Ama bir süredir gerek Midyat'ta gerekse İstanbul'da Süryaniler sivil toplum örgütlerini kurdular. İstanbul'da Mezopotamya Kültür ve Dayanışma Derneği (Mezo-Der) ile Midyat'ta Midyat Süryani Kültür Derneği kuruldu. Bu iki örgüte karşı, örgütlerin bütün çabalarına rağmen, Süryani toplumu içindeki ruhaniler ve kilise diğer bütün inanç temelli karşı duruşlarda olduğu gibi egemenliklerini paylaşmak istemeyip ilan edilmemiş bir blokaj uyguluyorlar.
Oysa Süryani Sivil Toplum Örgütçülüğünün gelişmesi gerek. Bu hem bölgede hem de genel olarak Süryani toplumuna yönelik yaşanması muhtemel sıkıntıların önünü de keser. Bir başka açıdan dünyaya açılan farklı bir sivil yüz oluşur düşüncesindeyim.
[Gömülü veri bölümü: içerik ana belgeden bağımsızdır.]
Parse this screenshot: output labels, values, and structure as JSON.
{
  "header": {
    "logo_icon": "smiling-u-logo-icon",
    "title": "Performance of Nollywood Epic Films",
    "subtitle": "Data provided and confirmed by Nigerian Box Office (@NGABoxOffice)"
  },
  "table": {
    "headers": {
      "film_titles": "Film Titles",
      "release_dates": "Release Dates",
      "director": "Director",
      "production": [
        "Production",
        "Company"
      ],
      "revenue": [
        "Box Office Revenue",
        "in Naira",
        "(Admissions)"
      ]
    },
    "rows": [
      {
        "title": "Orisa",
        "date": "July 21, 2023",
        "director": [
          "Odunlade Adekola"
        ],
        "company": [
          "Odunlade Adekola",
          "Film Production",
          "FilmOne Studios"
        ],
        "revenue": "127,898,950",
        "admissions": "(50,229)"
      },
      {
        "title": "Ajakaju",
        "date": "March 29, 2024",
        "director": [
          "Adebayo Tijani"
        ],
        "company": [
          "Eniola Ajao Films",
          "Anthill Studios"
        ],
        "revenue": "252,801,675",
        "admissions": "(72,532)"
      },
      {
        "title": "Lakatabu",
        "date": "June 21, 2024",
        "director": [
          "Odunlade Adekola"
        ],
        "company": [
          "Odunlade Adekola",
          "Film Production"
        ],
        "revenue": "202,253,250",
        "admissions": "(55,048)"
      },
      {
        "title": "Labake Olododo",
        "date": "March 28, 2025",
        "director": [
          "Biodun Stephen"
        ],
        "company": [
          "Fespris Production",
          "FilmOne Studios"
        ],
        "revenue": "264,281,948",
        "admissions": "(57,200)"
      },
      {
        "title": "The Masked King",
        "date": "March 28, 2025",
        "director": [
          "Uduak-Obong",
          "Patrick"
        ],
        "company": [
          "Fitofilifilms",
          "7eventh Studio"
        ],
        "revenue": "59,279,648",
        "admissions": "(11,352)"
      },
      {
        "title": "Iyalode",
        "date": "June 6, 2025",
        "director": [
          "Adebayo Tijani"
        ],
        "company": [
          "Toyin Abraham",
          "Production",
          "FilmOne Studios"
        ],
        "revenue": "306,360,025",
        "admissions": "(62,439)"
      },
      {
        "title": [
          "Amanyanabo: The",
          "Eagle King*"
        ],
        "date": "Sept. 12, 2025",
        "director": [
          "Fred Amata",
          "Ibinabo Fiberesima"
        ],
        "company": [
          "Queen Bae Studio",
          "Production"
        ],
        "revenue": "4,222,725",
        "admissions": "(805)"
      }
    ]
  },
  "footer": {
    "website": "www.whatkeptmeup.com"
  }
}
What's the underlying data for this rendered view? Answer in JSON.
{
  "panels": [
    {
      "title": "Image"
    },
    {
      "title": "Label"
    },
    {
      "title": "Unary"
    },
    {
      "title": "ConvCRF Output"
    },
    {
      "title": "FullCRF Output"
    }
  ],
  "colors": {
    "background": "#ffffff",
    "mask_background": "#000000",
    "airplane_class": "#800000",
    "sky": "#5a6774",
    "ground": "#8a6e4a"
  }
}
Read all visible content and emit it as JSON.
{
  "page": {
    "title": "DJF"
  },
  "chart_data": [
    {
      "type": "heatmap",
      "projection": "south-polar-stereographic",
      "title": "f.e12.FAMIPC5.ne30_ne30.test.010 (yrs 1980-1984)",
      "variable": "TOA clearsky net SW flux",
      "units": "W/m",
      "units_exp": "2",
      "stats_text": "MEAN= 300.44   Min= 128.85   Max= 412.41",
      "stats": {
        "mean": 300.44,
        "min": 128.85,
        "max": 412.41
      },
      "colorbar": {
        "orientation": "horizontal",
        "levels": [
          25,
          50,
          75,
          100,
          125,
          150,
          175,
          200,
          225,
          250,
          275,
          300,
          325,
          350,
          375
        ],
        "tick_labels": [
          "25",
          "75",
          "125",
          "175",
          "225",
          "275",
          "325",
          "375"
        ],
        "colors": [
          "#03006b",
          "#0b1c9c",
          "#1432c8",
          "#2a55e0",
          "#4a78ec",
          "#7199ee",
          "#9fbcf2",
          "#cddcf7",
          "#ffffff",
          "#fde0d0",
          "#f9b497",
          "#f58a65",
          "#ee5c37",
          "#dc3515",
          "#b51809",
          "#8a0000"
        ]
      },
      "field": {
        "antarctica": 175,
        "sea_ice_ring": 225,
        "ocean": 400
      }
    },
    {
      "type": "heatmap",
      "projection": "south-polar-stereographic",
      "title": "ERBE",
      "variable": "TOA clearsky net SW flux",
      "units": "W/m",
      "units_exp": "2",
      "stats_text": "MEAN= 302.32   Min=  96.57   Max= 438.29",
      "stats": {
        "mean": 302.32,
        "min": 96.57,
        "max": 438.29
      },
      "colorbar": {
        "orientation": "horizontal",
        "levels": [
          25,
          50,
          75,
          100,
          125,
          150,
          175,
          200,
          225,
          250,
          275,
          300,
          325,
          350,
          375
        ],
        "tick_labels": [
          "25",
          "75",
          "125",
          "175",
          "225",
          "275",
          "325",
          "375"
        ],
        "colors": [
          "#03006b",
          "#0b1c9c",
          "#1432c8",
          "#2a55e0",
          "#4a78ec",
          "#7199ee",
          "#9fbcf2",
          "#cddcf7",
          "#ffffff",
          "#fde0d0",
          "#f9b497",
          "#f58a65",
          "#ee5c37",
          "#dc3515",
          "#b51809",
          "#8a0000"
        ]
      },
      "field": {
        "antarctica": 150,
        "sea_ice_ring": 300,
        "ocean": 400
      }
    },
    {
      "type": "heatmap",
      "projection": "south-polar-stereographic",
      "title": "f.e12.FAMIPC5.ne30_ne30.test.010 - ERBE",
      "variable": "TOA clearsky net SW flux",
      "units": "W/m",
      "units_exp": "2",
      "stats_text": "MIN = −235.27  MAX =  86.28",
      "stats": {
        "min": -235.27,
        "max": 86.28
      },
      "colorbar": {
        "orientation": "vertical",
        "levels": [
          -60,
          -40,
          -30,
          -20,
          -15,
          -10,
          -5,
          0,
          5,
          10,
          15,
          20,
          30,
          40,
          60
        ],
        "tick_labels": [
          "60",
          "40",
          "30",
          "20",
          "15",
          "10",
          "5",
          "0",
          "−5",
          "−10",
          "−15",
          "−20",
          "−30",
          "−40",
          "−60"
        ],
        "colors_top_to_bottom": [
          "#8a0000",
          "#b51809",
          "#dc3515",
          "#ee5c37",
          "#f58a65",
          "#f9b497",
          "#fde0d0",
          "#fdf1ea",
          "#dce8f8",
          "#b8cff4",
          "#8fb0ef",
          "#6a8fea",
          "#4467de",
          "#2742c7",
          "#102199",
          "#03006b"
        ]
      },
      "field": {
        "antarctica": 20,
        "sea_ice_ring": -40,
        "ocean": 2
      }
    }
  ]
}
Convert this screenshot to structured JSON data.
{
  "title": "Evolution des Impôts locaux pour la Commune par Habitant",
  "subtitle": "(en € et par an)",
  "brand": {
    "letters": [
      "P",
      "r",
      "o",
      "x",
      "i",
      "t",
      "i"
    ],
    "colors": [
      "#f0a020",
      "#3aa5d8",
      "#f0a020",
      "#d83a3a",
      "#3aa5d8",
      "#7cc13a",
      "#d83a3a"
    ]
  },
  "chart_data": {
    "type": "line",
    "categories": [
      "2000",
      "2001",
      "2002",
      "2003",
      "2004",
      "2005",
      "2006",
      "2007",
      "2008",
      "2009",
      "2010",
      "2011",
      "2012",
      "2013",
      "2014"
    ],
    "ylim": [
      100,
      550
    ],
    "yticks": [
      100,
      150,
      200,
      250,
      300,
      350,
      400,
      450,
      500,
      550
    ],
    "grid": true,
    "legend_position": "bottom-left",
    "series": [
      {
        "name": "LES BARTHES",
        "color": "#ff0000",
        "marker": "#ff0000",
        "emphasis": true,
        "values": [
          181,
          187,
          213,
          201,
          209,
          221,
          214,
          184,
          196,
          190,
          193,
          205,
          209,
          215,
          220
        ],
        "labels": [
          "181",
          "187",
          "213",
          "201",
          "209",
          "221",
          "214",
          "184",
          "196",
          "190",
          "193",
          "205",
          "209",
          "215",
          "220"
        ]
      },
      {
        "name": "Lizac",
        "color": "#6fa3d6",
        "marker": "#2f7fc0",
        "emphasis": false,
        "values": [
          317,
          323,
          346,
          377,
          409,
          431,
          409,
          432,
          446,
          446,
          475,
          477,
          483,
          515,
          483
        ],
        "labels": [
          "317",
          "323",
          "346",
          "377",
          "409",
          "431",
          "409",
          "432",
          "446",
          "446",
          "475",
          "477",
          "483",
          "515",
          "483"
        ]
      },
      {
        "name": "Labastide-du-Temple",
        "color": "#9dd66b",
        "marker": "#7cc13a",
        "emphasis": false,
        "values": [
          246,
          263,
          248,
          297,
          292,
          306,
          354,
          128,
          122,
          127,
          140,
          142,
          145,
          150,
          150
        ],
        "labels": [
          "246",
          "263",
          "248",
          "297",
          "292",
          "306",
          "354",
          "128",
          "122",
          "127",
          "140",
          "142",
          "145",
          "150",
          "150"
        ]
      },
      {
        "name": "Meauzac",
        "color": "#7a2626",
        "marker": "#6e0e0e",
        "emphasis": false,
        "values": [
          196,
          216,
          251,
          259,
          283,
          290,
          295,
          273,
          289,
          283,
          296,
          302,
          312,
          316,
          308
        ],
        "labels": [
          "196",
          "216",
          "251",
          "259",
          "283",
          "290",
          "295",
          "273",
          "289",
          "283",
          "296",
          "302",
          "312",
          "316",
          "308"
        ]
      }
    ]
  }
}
Nitekim bunu fark etmiş olacaklar ki bu iki sivil toplum örgütünün yöneticileri yaşadıkları şehirlerden belediye meclis üyeliklerine de soyunmuşlar. İyi de etmişler, dilerim seçilirler. Ayrıca kilise üzerinden bir toplumun sadece inanç ve ibadet temelli yansıyan yüzünün yanında, sivil dünya üzerinden de Süryani toplumunun tarihi, kültürü, yaşam biçimi ve benzeri özellikleri bu örgütlülüklerle yansıtılmış olur.
Diğeri ise belki en az ilki kadar önemli. Süryani olmayanların Süryani toplumuna sahip çıkmaları! Tam da "özür dileme" mevzuu ülkenin gündemindeyken! "Mor Gabriel'e Dokunma" kampanyasında olduğu gibi, duruşmalara ve Süryanilerin yaşadıkları mekanlara görünür bir temsiliyetle katılma gibi, bölgedeki Süryanileri Kürt siyasal temsiliyetinin en zirvesindeki şahsiyetleriyle ziyaret ederek yapılıyor zaten.
Bir süre önce Midyat'ta bir vesile ile davetli olarak katıldığım bir panelde dile getirmiştim. Şimdi kadim coğrafyada ev sahibi ve çoğunluk konumunda olanlar, organik kültürün son ürkek kuşları Süryanileri en iyimser kabulle "turistik meta unsuru" gibi değil en az kendileri kadar kendilerinden sayıp aileden biri gibi sahiplenmek durumundalar. Yoksa ülke tam da bir grup haysiyetli aydının özür dilediği bu günlerde yeni özürlere ihtiyaç duyar. Aman duymasın / duymayalım, benden söylemesi...
"Göz göze geliyoruz:
Ben bunları söylüyorum
O bir şey söylemiyor"* (ŞD/TK)
* Murathan Mungan. Bazı yazlar uzaktan geçer. Metis Yayınları. Şubat 2009. İst.